HTR-8/SVneo cells (1 × 106 cells per well) were plated onto six-well culture plates. After 48 h of sPIF treatment, cells were lysed in extraction buffer, as previously described.64 Twenty micrograms of total protein was resolved by SDS-PAGE (4–20% acrylamide) and transferred onto nitrocellulose membranes using a wet transfer method. After protein transfer, membranes were incubated at 4 °C overnight with rabbit polyclonal anti-phospho-p53 (Ser-15, 1 : 500 dilution, Cell Signaling Technology), mouse monoclonal anti-p53 (DO-1, 1 : 1000 dilution, Santa Cruz Biotechnologies, Inc.), anti-BCL2 (sc-509, 1 : 200 dilution, Santa Cruz Biotechnologies, Inc.), anti-BAX (sc-493, 1:200 dilution, Santa Cruz Biotechnologies, Inc.) or rabbit monoclonal anti β-actin (1 : 500 dilution, Sigma). After washing, the membranes were incubated with the peroxidase-coupled secondary antibody for 1 h at room temperature. Blots were developed using the SuperSignal™ West Pico Chemiluminescent Substrate (Thermo Fisher Scientific Inc.).

TP53 siRNA knockdown

The siRNA for TP53 (p53 siRNA (h): sc29431) was purchased from Santa Cruz Biotechnologies Inc. A fluorescently labeled, non-silencing control siRNA was useful for the optimization of transfection conditions and as a control for nonspecific silencing effects. For the knockdown experiments, HTR-8/SVneo cells were plated in 12-well dishes at 1 × 105 cells per well.

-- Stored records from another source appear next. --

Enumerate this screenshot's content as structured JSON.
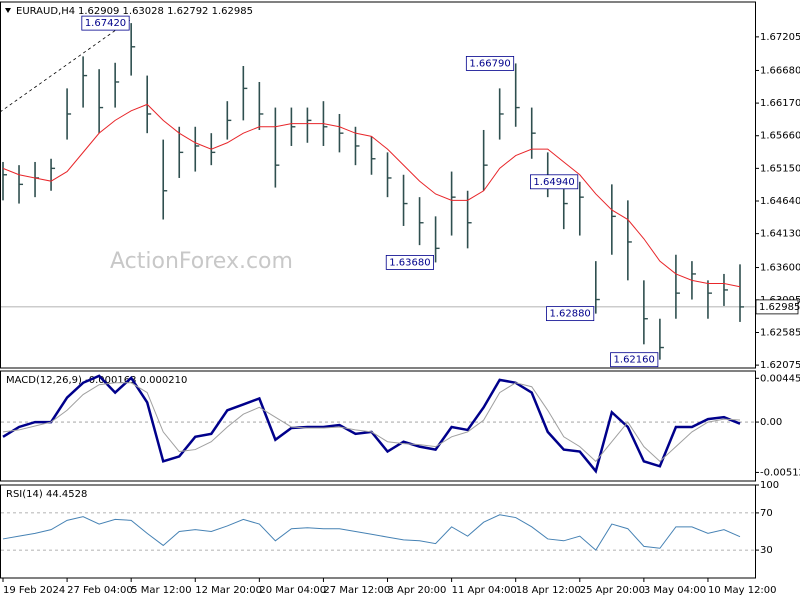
{
  "chart_data": [
    {
      "type": "ohlc",
      "title": "EURAUD,H4",
      "ohlc": "1.62909 1.63028 1.62792 1.62985",
      "watermark": "ActionForex.com",
      "categories": [
        "19 Feb 2024",
        null,
        null,
        null,
        "27 Feb 04:00",
        null,
        null,
        null,
        "5 Mar 12:00",
        null,
        null,
        null,
        "12 Mar 20:00",
        null,
        null,
        null,
        "20 Mar 04:00",
        null,
        null,
        null,
        "27 Mar 12:00",
        null,
        null,
        null,
        "3 Apr 20:00",
        null,
        null,
        null,
        "11 Apr 04:00",
        null,
        null,
        null,
        "18 Apr 12:00",
        null,
        null,
        null,
        "25 Apr 20:00",
        null,
        null,
        null,
        "3 May 04:00",
        null,
        null,
        null,
        "10 May 12:00",
        null,
        null
      ],
      "high": [
        1.6525,
        1.652,
        1.6525,
        1.653,
        1.664,
        1.669,
        1.667,
        1.668,
        1.6742,
        1.666,
        1.656,
        1.658,
        1.658,
        1.657,
        1.662,
        1.6675,
        1.665,
        1.661,
        1.661,
        1.661,
        1.662,
        1.66,
        1.658,
        1.6565,
        1.654,
        1.6505,
        1.647,
        1.644,
        1.651,
        1.648,
        1.6575,
        1.664,
        1.6679,
        1.661,
        1.654,
        1.65,
        1.6494,
        1.637,
        1.649,
        1.6465,
        1.634,
        1.628,
        1.638,
        1.637,
        1.634,
        1.635,
        1.6365
      ],
      "low": [
        1.6465,
        1.646,
        1.647,
        1.648,
        1.656,
        1.661,
        1.657,
        1.661,
        1.666,
        1.657,
        1.6435,
        1.65,
        1.651,
        1.652,
        1.656,
        1.659,
        1.6575,
        1.6485,
        1.655,
        1.6555,
        1.655,
        1.654,
        1.652,
        1.6505,
        1.647,
        1.6425,
        1.6395,
        1.6368,
        1.641,
        1.639,
        1.648,
        1.656,
        1.658,
        1.653,
        1.647,
        1.642,
        1.641,
        1.6288,
        1.638,
        1.634,
        1.624,
        1.6216,
        1.628,
        1.631,
        1.628,
        1.63,
        1.6275
      ],
      "close": [
        1.6505,
        1.649,
        1.65,
        1.6515,
        1.66,
        1.666,
        1.661,
        1.665,
        1.6705,
        1.66,
        1.648,
        1.654,
        1.655,
        1.654,
        1.659,
        1.664,
        1.66,
        1.652,
        1.658,
        1.659,
        1.658,
        1.657,
        1.655,
        1.653,
        1.65,
        1.646,
        1.643,
        1.639,
        1.647,
        1.643,
        1.652,
        1.66,
        1.661,
        1.657,
        1.65,
        1.646,
        1.647,
        1.631,
        1.644,
        1.64,
        1.628,
        1.6235,
        1.632,
        1.635,
        1.632,
        1.6325,
        1.62985
      ],
      "color": "#2f4f4f",
      "ma": {
        "color": "#e8262a",
        "values": [
          1.6515,
          1.6505,
          1.65,
          1.6495,
          1.651,
          1.654,
          1.657,
          1.659,
          1.6605,
          1.6615,
          1.659,
          1.657,
          1.6555,
          1.6545,
          1.6555,
          1.657,
          1.658,
          1.658,
          1.6585,
          1.6585,
          1.6585,
          1.658,
          1.657,
          1.6565,
          1.6545,
          1.652,
          1.6495,
          1.6475,
          1.6465,
          1.6465,
          1.648,
          1.6515,
          1.6535,
          1.6545,
          1.6545,
          1.6525,
          1.6505,
          1.6475,
          1.645,
          1.6435,
          1.6405,
          1.637,
          1.635,
          1.634,
          1.6335,
          1.6335,
          1.633
        ]
      },
      "last": 1.62985,
      "annotations": [
        {
          "value": 1.6742,
          "label": "1.67420"
        },
        {
          "value": 1.6679,
          "label": "1.66790"
        },
        {
          "value": 1.6494,
          "label": "1.64940"
        },
        {
          "value": 1.6368,
          "label": "1.63680"
        },
        {
          "value": 1.6288,
          "label": "1.62880"
        },
        {
          "value": 1.6216,
          "label": "1.62160"
        }
      ],
      "ylim": [
        1.6203,
        1.6775
      ],
      "yticks": [
        1.67205,
        {
          "value": 1.6668,
          "label": "1.66680"
        },
        {
          "value": 1.6617,
          "label": "1.66170"
        },
        {
          "value": 1.6566,
          "label": "1.65660"
        },
        {
          "value": 1.6515,
          "label": "1.65150"
        },
        {
          "value": 1.6464,
          "label": "1.64640"
        },
        {
          "value": 1.6413,
          "label": "1.64130"
        },
        {
          "value": 1.636,
          "label": "1.63600"
        },
        1.63095,
        1.62585,
        1.62075
      ]
    },
    {
      "type": "line",
      "title": "MACD(12,26,9) -0.000163 0.000210",
      "series": [
        {
          "color": "#00008b",
          "line_width": 2.5,
          "values": [
            -0.0015,
            -0.0005,
            0,
            0,
            0.0025,
            0.004,
            0.0047,
            0.003,
            0.0045,
            0.002,
            -0.004,
            -0.0035,
            -0.0015,
            -0.0012,
            0.0012,
            0.0018,
            0.0024,
            -0.0018,
            -0.0006,
            -0.0005,
            -0.0005,
            -0.0003,
            -0.0012,
            -0.001,
            -0.003,
            -0.002,
            -0.0025,
            -0.0028,
            -0.0005,
            -0.0008,
            0.0015,
            0.0043,
            0.004,
            0.003,
            -0.001,
            -0.0028,
            -0.003,
            -0.005,
            0.001,
            -0.0005,
            -0.004,
            -0.0045,
            -0.0005,
            -0.0005,
            0.0003,
            0.0005,
            -0.000163
          ]
        },
        {
          "color": "#a0a0a0",
          "line_width": 1,
          "values": [
            -0.001,
            -0.0008,
            -0.0004,
            0,
            0.0012,
            0.0028,
            0.0038,
            0.004,
            0.004,
            0.003,
            -0.001,
            -0.003,
            -0.0028,
            -0.002,
            -0.0005,
            0.0008,
            0.0015,
            0.0005,
            -0.0005,
            -0.0006,
            -0.0006,
            -0.0005,
            -0.0008,
            -0.001,
            -0.002,
            -0.0022,
            -0.0023,
            -0.0025,
            -0.0015,
            -0.001,
            0.0002,
            0.003,
            0.004,
            0.0036,
            0.0012,
            -0.0015,
            -0.0025,
            -0.004,
            -0.002,
            0,
            -0.0025,
            -0.004,
            -0.0025,
            -0.001,
            0,
            0.0003,
            0.00021
          ]
        }
      ],
      "ylim": [
        -0.006,
        0.0052
      ],
      "yticks": [
        0.004456,
        {
          "value": 0,
          "label": "0.00"
        },
        -0.005128
      ],
      "levels": [
        0
      ]
    },
    {
      "type": "line",
      "title": "RSI(14) 44.4528",
      "series": [
        {
          "color": "#4682b4",
          "line_width": 1,
          "values": [
            42,
            45,
            48,
            52,
            62,
            66,
            58,
            63,
            62,
            48,
            35,
            50,
            52,
            50,
            56,
            63,
            58,
            40,
            53,
            54,
            53,
            53,
            50,
            47,
            44,
            41,
            40,
            37,
            55,
            45,
            60,
            68,
            65,
            55,
            42,
            40,
            45,
            30,
            58,
            53,
            34,
            32,
            55,
            55,
            48,
            52,
            44.4528
          ]
        }
      ],
      "ylim": [
        0,
        100
      ],
      "yticks": [
        100,
        70,
        30
      ],
      "levels": [
        70,
        30
      ]
    }
  ]
}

Cells were transfected with siRNAs (10 nM per well) using a Lipofectamine RNAiMAX transfection reagent from Invitrogen according to the manufacturer’s instructions. sPIF (50) was added 24 h after transfection. After 48 h of culture, the mRNA expression was analyzed by RT-qPCR as described above.

Immunohistochemistry

Sixteen placental samples (four controls, eight IUGR samples and four PE samples) were processed as previously described.20 Digital images of dimethylaminoazobenzene-stained placenta slides were obtained at × 20 magnification using a whole slide scanner (Aperio AT2, Leica Biosystems, Nusslosh, Germany). Specific immunostaining in three representative fields was quantified using the positive pixel count algorithm in Aperio Imagescope software (Leica Biosystems).

Statistical analysis

Results were analyzed using Graphpad Prism software (version 5.0, GraphPad Software, Inc., La Jolla, CA, USA) and expressed as the mean±S.E.M. of 4–11 separate experiments. Statistical analyses were performed using a non-parametric, paired Wilcoxon's test or a non-parametric Mann–Whitney test. The statistics for assessing the enrichment of group of genes is always based on Chi2 contingency tests that are directly performed online by DAVID, STRING or Cytoscape tools. The threshold for statistical significance was set to P<0.05.